Monday, April 25, 2022

Kryptonite Encounter

I know there are literally thousands of you out there waiting with semi-bated breath for more news on Great Aunt’s “cat from hell” who emerged from her lifelong antipathy towards anything or anyone human last week. During our First Friday call, the cat would not abandon her perch on Great Aunt’s lap and demanded almost constant attention. You have to understand what a sea change in behavior this represents because this was a cat that engendered a standard warning to anyone entering Great Aunt’s house, “don’t try to touch the black cat”. My Favorite Panamanian believes it is Soxfather reaching out from beyond to change the behavior of one of his least favored beings. I opined to my big sister that the cat, up there is years, in probably getting ready to croak. She did not appreciate my bloodthirsty prediction and believes her decade long effort to reach the cat’s psyche might be finally paying off. I talked to her this morning and she says the cat is still affectionate – five days now. I’m really beginning to doubt reality at this point.

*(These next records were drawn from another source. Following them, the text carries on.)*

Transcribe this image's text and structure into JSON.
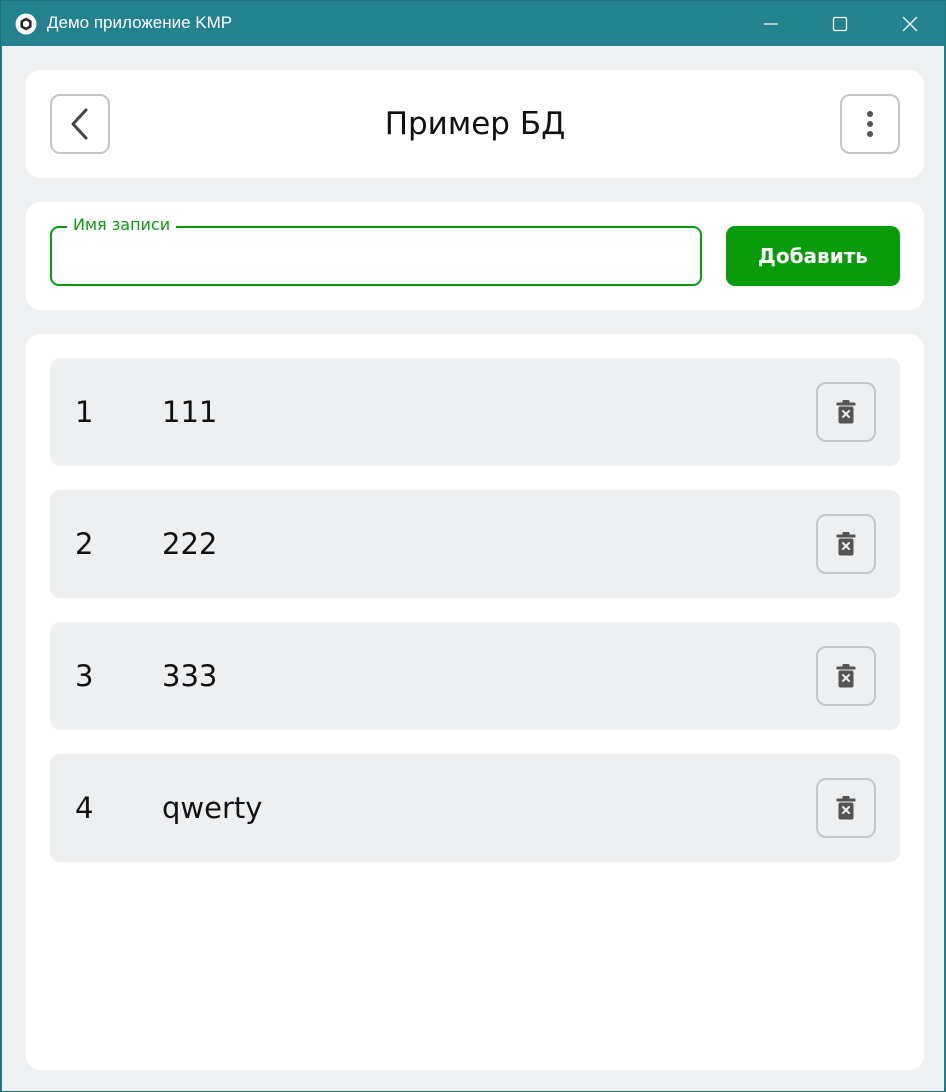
{
  "window": {
    "title": "Демо приложение KMP"
  },
  "header": {
    "title": "Пример БД"
  },
  "form": {
    "field_label": "Имя записи",
    "field_value": "",
    "add_label": "Добавить"
  },
  "records": [
    {
      "id": "1",
      "name": "111"
    },
    {
      "id": "2",
      "name": "222"
    },
    {
      "id": "3",
      "name": "333"
    },
    {
      "id": "4",
      "name": "qwerty"
    }
  ],
  "colors": {
    "titlebar": "#23828f",
    "accent": "#0a9b0a",
    "background": "#eef0f2",
    "row": "#eeeff1"
  },
  "icons": {
    "app": "app-logo-icon",
    "minimize": "minimize-icon",
    "maximize": "maximize-icon",
    "close": "close-icon",
    "back": "chevron-left-icon",
    "more": "more-vertical-icon",
    "delete": "trash-icon"
  }
}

The Cat from Hell Still on Great Aunt's Lap
My loneliness was dealt a body blow last evening when I was invited over to the Neighborhood Mafioso’s home to help celebrate their youngest granddaughter’s confirmation. I apparently lucked out by missing the actual ceremony where the local bishop spoke, spoke, and then spoke some more. It was so fun seeing a healthy portion of the local Panamanian Mafia again. I was a little stunned when the two granddaughters walked in. It’s a sign of how long I’ve lived in one area (a novel experience after my vagabond Army days) in that I first met them they were not even teenagers yet. They walked in yesterday looking like two elegant ladies. I felt old but the company made up for it.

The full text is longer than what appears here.